We can't say there have been many good things that have come out of the coronavirus pandemic, but if there is one sector that's benefitted from the lockdowns and the uncertainties that have come with it, it's the canned food sector. Before 2020, The New York Times reports canned foods had been seeing a slow and steady drop in interest, as Americans pivoted away from the preserved to focus on fresh produce, thanks to the perception that fresh foods were better for you. The drop in demand was so noticeable that General Mills, which makes Progresso soups, had to close one of its soup plants in 2017. But all that changed just a few years later; the jump in demand for canned food during the pandemic meant more hiring, and better pay for production workers. As a result, the canned food market saw growth of nearly 3.3% in 2021.

But even with the pandemic slowly moving behind us, our appetite for canned goods appears to have remained undiminished, and a study by Technavio shows demand for canned food in the region will contribute to 32% of the global market between 2021 to 2025. It also points to "the growing need for convenience foods owing to hectic lifestyles" as a reason for the very public pivot in favor of canned food.

Canned food has significant pluses in its favor

Technavio says other than convenience, consumers who hadn't thought about buying canned food in the past were doing so now because there was a realization that canned food cooked more quickly, was easier to prepare, and if unopened, there was no need to worry about food spoilage.

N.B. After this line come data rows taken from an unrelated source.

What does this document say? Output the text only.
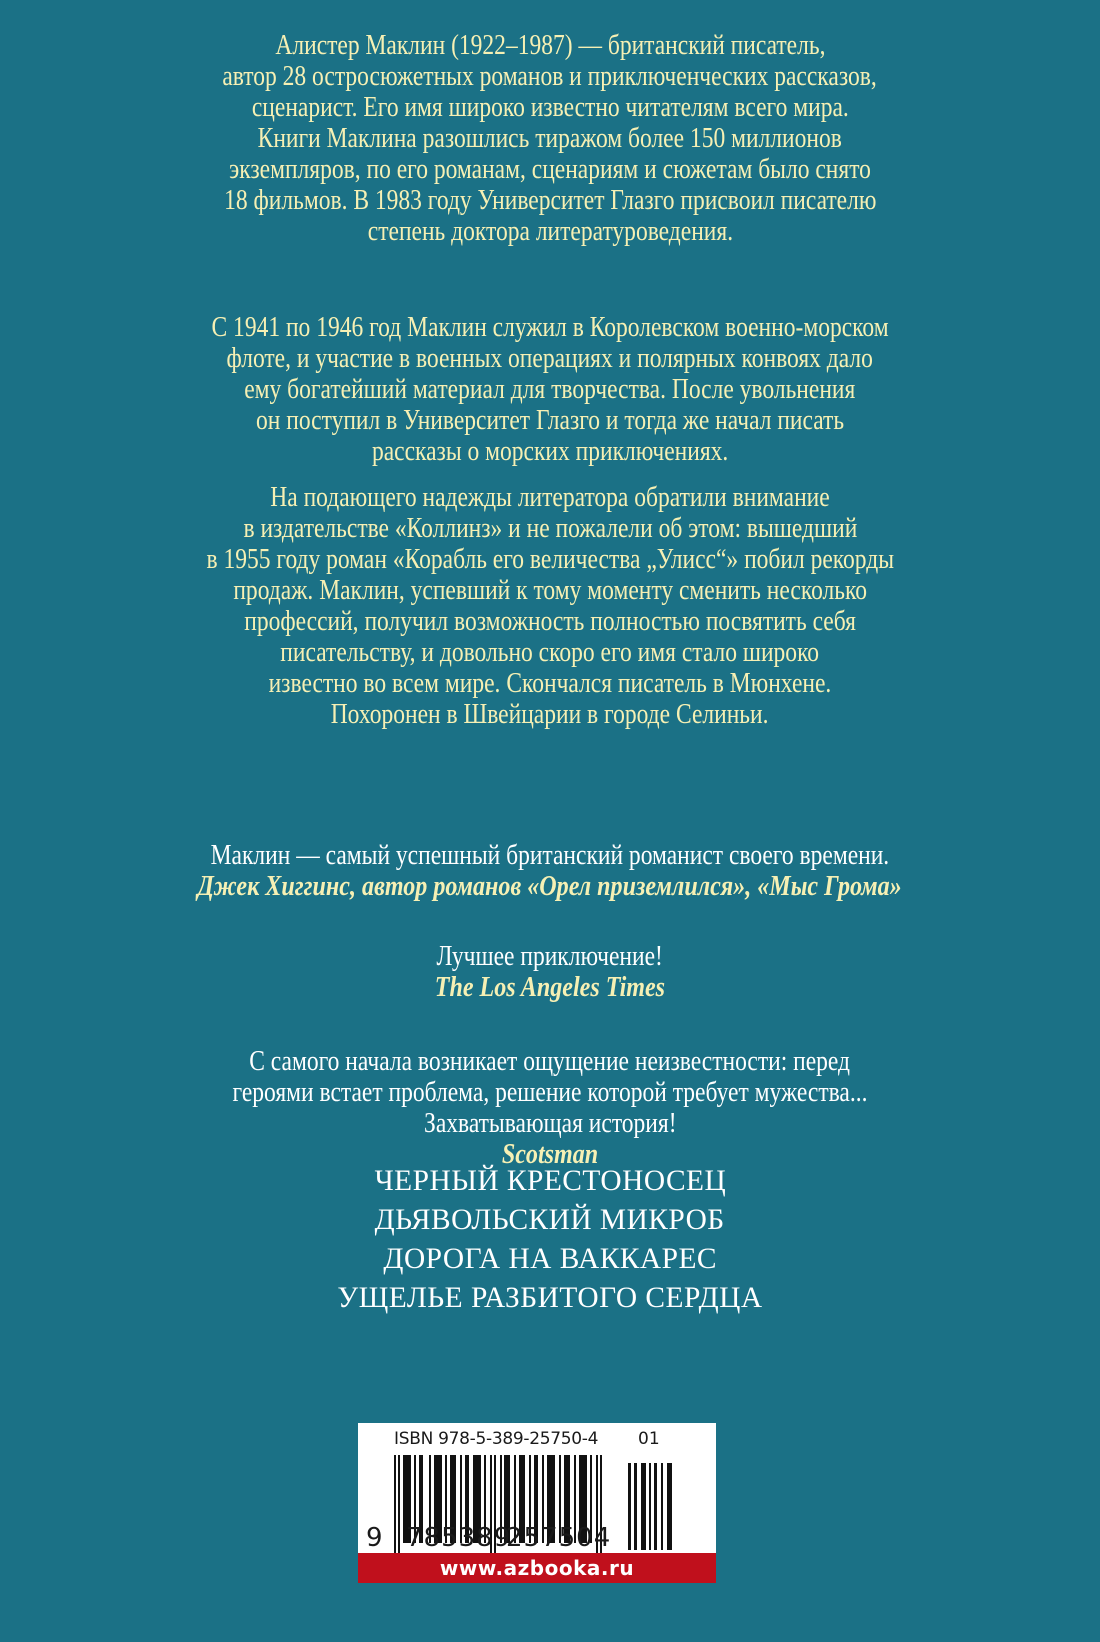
Алистер Маклин (1922–1987) — британский писатель,
автор 28 остросюжетных романов и приключенческих рассказов,
сценарист. Его имя широко известно читателям всего мира.
Книги Маклина разошлись тиражом более 150 миллионов
экземпляров, по его романам, сценариям и сюжетам было снято
18 фильмов. В 1983 году Университет Глазго присвоил писателю
степень доктора литературоведения.
С 1941 по 1946 год Маклин служил в Королевском военно-морском
флоте, и участие в военных операциях и полярных конвоях дало
ему богатейший материал для творчества. После увольнения
он поступил в Университет Глазго и тогда же начал писать
рассказы о морских приключениях.
На подающего надежды литератора обратили внимание
в издательстве «Коллинз» и не пожалели об этом: вышедший
в 1955 году роман «Корабль его величества „Улисс“» побил рекорды
продаж. Маклин, успевший к тому моменту сменить несколько
профессий, получил возможность полностью посвятить себя
писательству, и довольно скоро его имя стало широко
известно во всем мире. Скончался писатель в Мюнхене.
Похоронен в Швейцарии в городе Селиньи.
Маклин — самый успешный британский романист своего времени.
Джек Хиггинс, автор романов «Орел приземлился», «Мыс Грома»
Лучшее приключение!
The Los Angeles Times
С самого начала возникает ощущение неизвестности: перед
героями встает проблема, решение которой требует мужества...
Захватывающая история!
Scotsman
ЧЕРНЫЙ КРЕСТОНОСЕЦ
ДЬЯВОЛЬСКИЙ МИКРОБ
ДОРОГА НА ВАККАРЕС
УЩЕЛЬЕ РАЗБИТОГО СЕРДЦА
ISBN 978-5-389-25750-4 01
9 785389
257504
www.azbooka.ru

The Boulder City Review even points out that canned produce is a good source of vitamins and minerals, while canned beans, specifically, are a reliable source of protein, carbohydrates, as well as the all-important fiber. 

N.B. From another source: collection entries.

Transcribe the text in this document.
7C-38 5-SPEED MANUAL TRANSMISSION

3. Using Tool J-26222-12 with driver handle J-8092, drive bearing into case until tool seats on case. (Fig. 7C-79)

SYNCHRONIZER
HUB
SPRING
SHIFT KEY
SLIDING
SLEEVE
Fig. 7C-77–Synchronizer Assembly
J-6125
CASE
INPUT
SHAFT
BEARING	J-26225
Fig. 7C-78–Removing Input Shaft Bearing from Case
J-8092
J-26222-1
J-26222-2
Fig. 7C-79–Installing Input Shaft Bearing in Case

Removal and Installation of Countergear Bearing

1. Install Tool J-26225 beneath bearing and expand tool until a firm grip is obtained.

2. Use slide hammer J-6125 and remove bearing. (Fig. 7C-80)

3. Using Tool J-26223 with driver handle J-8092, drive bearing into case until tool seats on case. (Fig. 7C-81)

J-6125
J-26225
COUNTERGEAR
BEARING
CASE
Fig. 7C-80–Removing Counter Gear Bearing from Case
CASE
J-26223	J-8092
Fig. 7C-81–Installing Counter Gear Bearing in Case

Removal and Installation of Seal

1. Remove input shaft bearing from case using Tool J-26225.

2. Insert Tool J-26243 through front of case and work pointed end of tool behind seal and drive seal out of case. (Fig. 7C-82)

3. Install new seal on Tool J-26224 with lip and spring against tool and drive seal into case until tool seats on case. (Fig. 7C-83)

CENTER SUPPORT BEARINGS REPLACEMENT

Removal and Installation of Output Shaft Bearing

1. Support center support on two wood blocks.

But there are a few spoilers — an increase in demand for canned food could kick up the number of product recalls, too, since the sector has been known to experience problems involving integrity of the canned food's raw ingredients, or instances of improper food labeling. And then there is the supply chain problem, which involves ensuring a steady flow of both food-grade cans and ingredients to meet a growing appetite for this once-overlooked product, per The New York Times.